Web-based — Mostly Free, and some amazingly good, cheap stuff (e.g. Coda). On the downside, you can’t deploy standalone desktop apps via the web. Oh wait, you can. And you are living with whatever functionality you get from browsers (i.e. JavaScript, canvas, Flash, etc.). On the upside, web apps are where the action is. And there’s always Cappuccino and Atlas.

Adobe AIR — Free? (Mac/Win/Linux). Essentially a runtime that bundles Webkit, Flash, and other functionality, allowing you to build web apps that run like applications (including being able to avoid the usual sandbox restrictions). Of course, you’re essentially trapped inside the functionality provided by Webkit (and Flash, if you choose to use it).

Flex Builder Standard 3 — $249 (Mac/Win). On the downside, produces non-standard (Flash-like) UIs. On the upside, your software runs inside browsers (OK, not on iPhones, but neither does Realbasic); you don’t pay a subscription, and Adobe will provide free bug-fixes even for outdated versions of its software. Also, Flash-like UIs are all the rage anyway, and at least you’ll have a consistent user experience on all platforms. Oh, and ActionScript 3 is not going to be hard to learn for Realbasic developers.
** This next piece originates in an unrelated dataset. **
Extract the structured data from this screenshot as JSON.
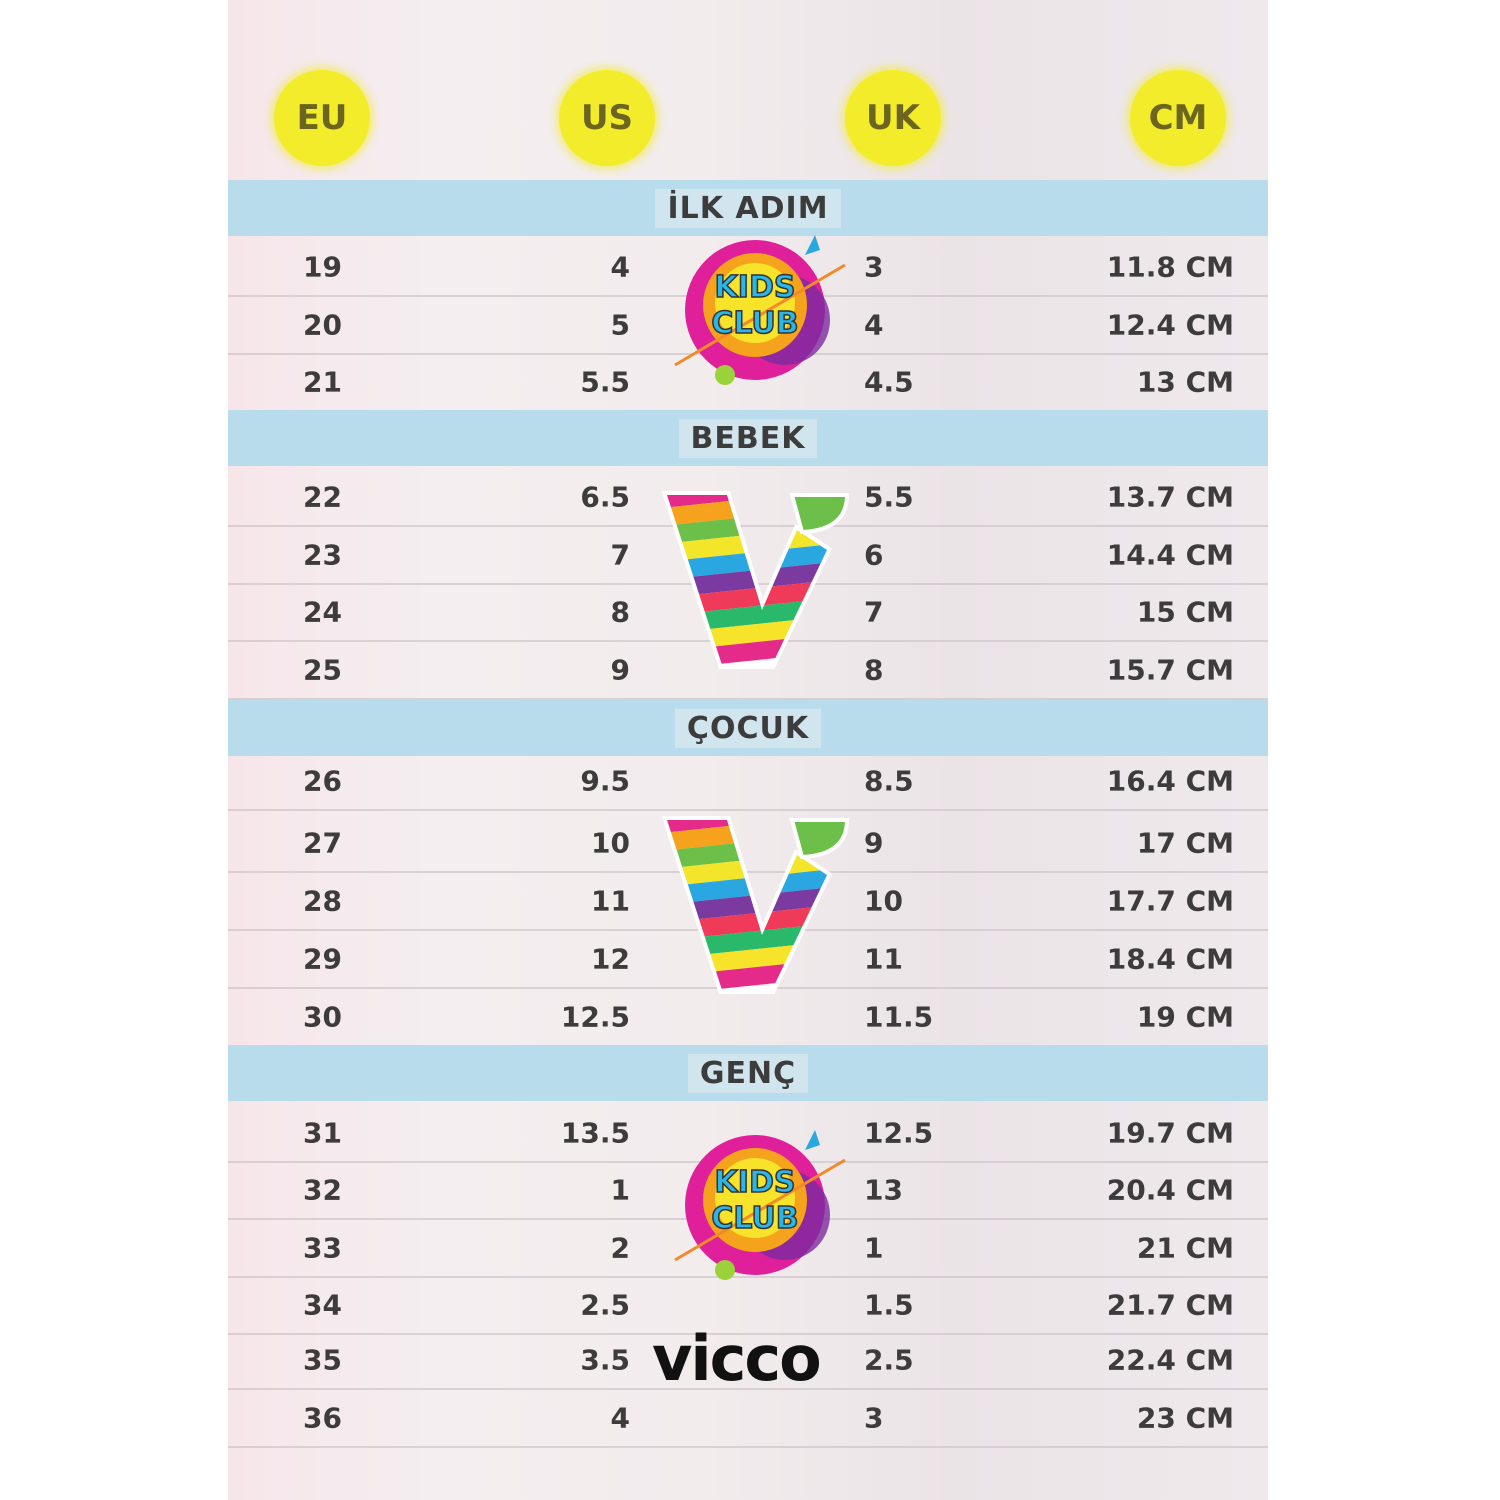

Runtime Revolution — $49/$249/$499 (Mac/Win/Linux). On the downside, produces non-standard (sometimes ugly) UIs, and the language is a bit outmoded (although nice in many ways). On the upside, there’s no subscription model.

Qt SDK — Free or Expensive (Mac/Win/Linux). Built on top of the well-known Qt UI library. On the down side, requires you to code in C++. On the upside, produces robust, cross-platform apps. Builds skills that get you better paid jobs than RB experience. The free version is only useful for producing free apps, but that’s a lot of what I do with Realbasic. Correction: the free Qt version can be used for proprietary apps. (And frankly, no-one cares if you open-source a RB Project.)

Lazarus — Free (Mac/Win/Linux). Very interesting looking open source recreation of Delphi. If it works it could be fabulous — I love Object Pascal (although it’s hardly a popular language these days). It appears to let you compile both native Cocoa and X11 apps on OS X.

It’s worth noting that it’s not easy to replace Realbasic for cross-platform development. I can whip up a cross-platform utility with a native UI in Realbasic with almost ridiculous ease, and that’s simply not true for any of these options.

I’ll probably end up keeping an active Realbasic license for as long as I make money from contract programming with it. But, I’ll be moving all the projects I can move, along with any new projects, away from Realbasic ASAP. RiddleMeThis, for example, may well be rewritten using web technology, with desktop deployment via Adobe AIR or something similar.